There’s got to be another way.
Enter DESK
You might think “why not just get a paywall?” Indeed, we may eventually launch a narrowly defined subscription service for certain, specialized users. But our overall goal remains to reach as broad a mass audience as possible, since we expect that crypto’s mainstream adoption will come from all quarters of society and all corners of the globe, and the best way to tap a mass audience is to offer free-to-air services.
We don’t just want occasional, fleeting visits from a reader in Istanbul or Nairobi or from someone who works in accounting or entertainment whose eye was caught by a particular headline. We want our audience to stick around, to explore other elements of what CoinDesk has to offer, to engage with the content in ways that are meaningful to them and to other readers.

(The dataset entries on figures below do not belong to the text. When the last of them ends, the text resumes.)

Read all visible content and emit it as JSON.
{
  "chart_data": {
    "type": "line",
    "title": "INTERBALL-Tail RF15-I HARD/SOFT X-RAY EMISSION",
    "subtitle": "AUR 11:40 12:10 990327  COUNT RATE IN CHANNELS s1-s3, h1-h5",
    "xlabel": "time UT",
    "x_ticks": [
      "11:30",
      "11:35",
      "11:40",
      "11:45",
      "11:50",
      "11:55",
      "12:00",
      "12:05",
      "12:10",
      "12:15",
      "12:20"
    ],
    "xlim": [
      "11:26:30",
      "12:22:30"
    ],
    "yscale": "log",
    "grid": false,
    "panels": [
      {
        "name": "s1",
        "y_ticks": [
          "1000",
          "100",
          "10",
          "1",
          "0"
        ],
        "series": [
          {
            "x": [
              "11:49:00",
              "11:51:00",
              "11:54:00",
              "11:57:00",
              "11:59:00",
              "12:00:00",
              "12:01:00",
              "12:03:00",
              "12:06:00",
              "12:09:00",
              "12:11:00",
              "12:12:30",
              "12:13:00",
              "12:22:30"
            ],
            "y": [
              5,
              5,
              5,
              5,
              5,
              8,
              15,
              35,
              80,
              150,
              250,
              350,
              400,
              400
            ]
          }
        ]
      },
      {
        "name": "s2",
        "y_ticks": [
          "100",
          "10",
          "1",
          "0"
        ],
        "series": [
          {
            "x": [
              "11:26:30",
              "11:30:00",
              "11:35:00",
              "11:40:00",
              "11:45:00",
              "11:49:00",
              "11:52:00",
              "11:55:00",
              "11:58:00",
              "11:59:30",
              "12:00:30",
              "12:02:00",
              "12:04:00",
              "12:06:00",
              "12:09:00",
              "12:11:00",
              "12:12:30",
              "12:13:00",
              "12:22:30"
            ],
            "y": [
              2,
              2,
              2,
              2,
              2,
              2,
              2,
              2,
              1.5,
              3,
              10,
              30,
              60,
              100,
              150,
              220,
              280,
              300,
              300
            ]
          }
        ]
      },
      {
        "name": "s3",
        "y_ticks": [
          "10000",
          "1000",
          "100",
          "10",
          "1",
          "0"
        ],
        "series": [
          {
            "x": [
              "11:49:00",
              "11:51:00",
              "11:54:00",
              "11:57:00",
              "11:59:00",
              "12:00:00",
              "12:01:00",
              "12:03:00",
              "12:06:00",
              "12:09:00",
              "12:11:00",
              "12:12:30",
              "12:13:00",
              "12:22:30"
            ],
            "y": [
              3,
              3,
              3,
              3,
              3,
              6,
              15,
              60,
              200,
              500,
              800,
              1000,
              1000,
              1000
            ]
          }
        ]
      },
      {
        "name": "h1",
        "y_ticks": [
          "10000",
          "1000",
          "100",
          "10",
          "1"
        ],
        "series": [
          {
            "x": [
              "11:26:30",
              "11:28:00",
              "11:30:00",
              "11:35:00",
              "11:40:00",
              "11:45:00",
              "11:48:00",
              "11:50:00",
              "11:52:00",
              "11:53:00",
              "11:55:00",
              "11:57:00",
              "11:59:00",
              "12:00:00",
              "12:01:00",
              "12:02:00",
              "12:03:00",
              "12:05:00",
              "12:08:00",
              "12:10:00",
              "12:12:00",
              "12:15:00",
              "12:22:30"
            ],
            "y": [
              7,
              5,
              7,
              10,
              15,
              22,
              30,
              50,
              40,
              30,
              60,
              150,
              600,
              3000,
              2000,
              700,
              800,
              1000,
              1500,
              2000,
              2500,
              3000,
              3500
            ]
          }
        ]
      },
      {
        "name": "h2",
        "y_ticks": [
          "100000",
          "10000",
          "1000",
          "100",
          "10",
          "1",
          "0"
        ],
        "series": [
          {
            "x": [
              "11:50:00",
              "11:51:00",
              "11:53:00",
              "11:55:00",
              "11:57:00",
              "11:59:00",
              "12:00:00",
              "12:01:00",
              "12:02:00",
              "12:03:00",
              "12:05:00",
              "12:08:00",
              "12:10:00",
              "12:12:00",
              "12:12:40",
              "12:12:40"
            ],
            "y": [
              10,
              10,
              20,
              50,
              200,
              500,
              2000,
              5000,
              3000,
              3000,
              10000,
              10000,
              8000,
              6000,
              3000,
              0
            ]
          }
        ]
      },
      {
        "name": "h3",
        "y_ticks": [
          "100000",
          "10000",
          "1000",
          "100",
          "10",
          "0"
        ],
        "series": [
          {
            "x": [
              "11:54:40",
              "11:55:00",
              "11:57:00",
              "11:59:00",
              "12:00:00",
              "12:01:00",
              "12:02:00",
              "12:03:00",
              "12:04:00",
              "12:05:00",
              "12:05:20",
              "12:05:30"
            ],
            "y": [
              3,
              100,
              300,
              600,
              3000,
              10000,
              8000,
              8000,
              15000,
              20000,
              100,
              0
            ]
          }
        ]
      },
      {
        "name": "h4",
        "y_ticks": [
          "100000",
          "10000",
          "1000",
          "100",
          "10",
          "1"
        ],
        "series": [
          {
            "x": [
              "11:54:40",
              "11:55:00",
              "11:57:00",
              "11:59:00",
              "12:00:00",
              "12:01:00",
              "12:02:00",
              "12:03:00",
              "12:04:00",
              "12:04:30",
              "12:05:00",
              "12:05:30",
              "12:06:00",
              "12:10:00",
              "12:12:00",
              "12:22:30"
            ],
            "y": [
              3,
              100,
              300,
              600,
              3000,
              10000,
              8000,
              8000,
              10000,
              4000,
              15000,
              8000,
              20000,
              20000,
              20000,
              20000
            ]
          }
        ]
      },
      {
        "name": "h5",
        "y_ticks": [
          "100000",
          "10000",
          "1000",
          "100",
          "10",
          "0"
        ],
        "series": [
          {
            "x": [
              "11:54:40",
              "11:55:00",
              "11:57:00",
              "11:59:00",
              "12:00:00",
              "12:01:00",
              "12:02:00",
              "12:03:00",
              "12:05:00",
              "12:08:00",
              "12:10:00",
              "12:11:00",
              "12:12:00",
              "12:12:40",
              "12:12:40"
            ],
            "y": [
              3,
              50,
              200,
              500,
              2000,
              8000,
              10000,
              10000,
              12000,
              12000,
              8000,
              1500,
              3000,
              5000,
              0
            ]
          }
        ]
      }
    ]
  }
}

Our goal, you could say, is “stickiness.”
This is where our DESK experiment comes in.
Read more |What Is DESK? FAQs about CoinDesk’s Social Token
We’re hopeful, like many others, that crypto and Web 3 solutions involving tokens and new data and governance models will facilitate a more direct relationship with our audience and the expansion of a community of engaged participants that’s independent of the platforms.
Consensus 2022 kicks off Thursday in Austin, Texas. We believe this event, which moves the content creator-audience relationship out of the digital realm and into a physical space where internet gatekeepers have less influence, is a great place to experiment with new tokens and incentive models in pursuit of stickiness.
It bears repeating: DESK is not an investment. It has no financial value. We are not selling it to raise funds; we are not selling it at all. Users can earn DESK by participating in activities at Consensus and redeem it for rewards like refreshments and swag; trading it is prohibited by our terms of service, and pointless because DESK is useless outside our ecosystem.
We hope DESK generates a community that engages year-round in rich interaction with each other and with CoinDesk articles and other content and then comes back each year to gather in person at this cornerstone annual event.